Why PR leaders failed in everything to do with Ferguson

Communications professionals never seem to miss an opportunity to weigh in on social issues, so why is this situation different?

As the world stood by awaiting the Ferguson, Missouri, grand jury’s decision on whether to indict police officer Darren Wilson for the killing of Michael Brown, I stood by amazed by the hush that fell over the always outspoken and opinionated PR community.

Communications professionals never seem to miss an opportunity to weigh in on social issues, so why is this situation different?

I suspect Ferguson is one of those gut issues that just doesn’t feel comfortable being discussed in "mixed company." I also assume that based on my experience in the big agency world, due to the lack of diversity, and quite frankly because the minorities who do have a seat at the table do not want to be cast into the role of solely being the voice of their people every day, all the time, race is still not an issue that is addressed.

As agencies guide their clients through how to handle crisis communications, the very hot-button issue of race is rarely spoken about in any meaningful way. And because of this, issues regarding race are almost always mishandled. A great example of this communications fail is how the grand jury’s announcement was presented Monday night.

As I watched the events of the night unfold on TV and online, I questioned whether St. Louis County prosecutor Robert McCulloch had the benefit of seasoned and diverse counsel on his team. I assumed not because if he had, perhaps he would have known that blaming social media as essentially being the match that started the firestorm of anger, frustration, and misinformation was not only misguided and inappropriate but also in and of itself misinformed.

Had he had the benefit of the aforementioned counsel, he would have understood that it is because of a mistrust of traditional media that social media has increasingly become one of Black America’s most trusted forums for receiving and disseminating information. It is perceived as the best place to receive fair and balanced news from friends, on-the-ground eyewitnesses, and traditional media reporters that they know and who communicate with them a little differently online than they do on TV.

Had the traditional media that was reporting on the emotional and in some cases, violent responses to the grand jury’s decision had the benefit of diverse staff and good counsel, perhaps their directive would have been to give context to the images and stories they reported on. Perhaps their in-house PR leadership would have stressed the explosiveness of this issue and might have suggested that they be more selective with the adjectives they used and to simmer down on the equal measure of exuberance and disgust they demonstrated as they were deployed to report on the tragic events of the evening.

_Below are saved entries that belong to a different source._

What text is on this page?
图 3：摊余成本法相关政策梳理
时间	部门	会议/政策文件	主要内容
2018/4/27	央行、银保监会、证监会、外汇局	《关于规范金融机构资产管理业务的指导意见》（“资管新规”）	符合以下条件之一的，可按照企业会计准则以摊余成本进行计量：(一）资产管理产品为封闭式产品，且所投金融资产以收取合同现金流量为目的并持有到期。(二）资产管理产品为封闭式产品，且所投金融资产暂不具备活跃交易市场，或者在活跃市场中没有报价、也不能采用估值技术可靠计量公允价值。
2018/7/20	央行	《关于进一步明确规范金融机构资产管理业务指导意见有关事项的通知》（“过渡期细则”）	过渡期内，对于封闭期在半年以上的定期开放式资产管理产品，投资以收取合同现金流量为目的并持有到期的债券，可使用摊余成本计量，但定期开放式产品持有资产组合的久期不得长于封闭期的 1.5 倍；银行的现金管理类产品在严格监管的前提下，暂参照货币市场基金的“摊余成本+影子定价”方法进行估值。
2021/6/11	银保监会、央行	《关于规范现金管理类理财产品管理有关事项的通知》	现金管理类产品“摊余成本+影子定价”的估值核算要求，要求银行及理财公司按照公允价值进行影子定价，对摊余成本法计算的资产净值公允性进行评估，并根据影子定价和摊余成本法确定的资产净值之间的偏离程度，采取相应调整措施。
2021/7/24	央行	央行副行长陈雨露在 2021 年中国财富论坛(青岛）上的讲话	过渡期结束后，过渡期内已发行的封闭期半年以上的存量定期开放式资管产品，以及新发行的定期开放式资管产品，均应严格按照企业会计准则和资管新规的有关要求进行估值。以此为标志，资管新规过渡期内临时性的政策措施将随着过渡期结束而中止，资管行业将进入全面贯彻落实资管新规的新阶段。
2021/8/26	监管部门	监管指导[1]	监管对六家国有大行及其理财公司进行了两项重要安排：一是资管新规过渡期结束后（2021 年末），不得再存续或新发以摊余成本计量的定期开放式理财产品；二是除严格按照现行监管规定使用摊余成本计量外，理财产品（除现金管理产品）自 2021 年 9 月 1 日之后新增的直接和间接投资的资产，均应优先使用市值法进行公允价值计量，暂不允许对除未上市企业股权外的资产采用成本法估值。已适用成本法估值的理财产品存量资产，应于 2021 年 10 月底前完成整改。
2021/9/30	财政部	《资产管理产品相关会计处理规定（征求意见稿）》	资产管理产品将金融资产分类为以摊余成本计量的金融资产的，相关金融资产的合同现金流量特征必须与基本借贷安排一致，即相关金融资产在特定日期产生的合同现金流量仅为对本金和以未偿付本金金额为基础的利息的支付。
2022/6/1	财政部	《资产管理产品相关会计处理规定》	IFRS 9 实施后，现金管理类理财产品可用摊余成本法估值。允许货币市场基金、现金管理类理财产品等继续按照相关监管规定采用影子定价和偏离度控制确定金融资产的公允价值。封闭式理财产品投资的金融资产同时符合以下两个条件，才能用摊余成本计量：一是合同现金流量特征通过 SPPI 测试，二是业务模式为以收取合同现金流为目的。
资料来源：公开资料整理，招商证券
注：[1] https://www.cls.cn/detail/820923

Had brands had the benefit of senior and diverse counsel, as the grand jury’s decision was announced and as black families were reeling and taking to social media to commensurate about their pain, perhaps someone would have told them to hold the tweets about their Black Friday deals, maybe just for an hour or so.

In the 100 days or so it took to make this announcement, someone should have advised the mayor’s office that whichever way the grand jury’s decision went, there would inevitably be long-lasting effects on the country. That while this decision had everything to do with the life of Michael Brown, it would be about so much more than Michael Brown. A holistic community-engagement strategy should have been implemented months ago but instead it feels like everything was on hold until Monday night. While the decision was exceptionally disappointing to many, the truth is, it was not a surprise to most.

If nothing else, the grand jury’s decision and the PR community’s relative silence demonstrates that the divide in America has never been more present and the disconnect has never been so palpable. There is however, still much left unsaid and countless opportunities for dialogue. Being a communicator who has developed communications and community-engagement programs for years, but even more importantly being the mother of two black sons,

I would offer the following counsel to the powers-that-be in Ferguson, Missouri, to leaders in PR agencies, traditional newsrooms, and to those in the board rooms charged with community engagement and even consumer marketing.

  1. Speak to the heart and the hopes of a mother, and in some cases, demonstrate the sensitivity to know when to stop talking.
  2. Stop thinking if we don’t talk about race, then we are post-racial. We are not. There needs to be solution-oriented community based conversations.
  3. Understand the specific roles faith, civic, and legacy organization, social influencers, and celebrities play in the black society and integrate them all into a holistic community-engagement program, but be mindful of leveraging them appropriately.
  4. Acknowledge the bigger issues: poverty, incarceration, police and community relations, and joblessness.

Terri Bradley is principal of Playground Public Relations.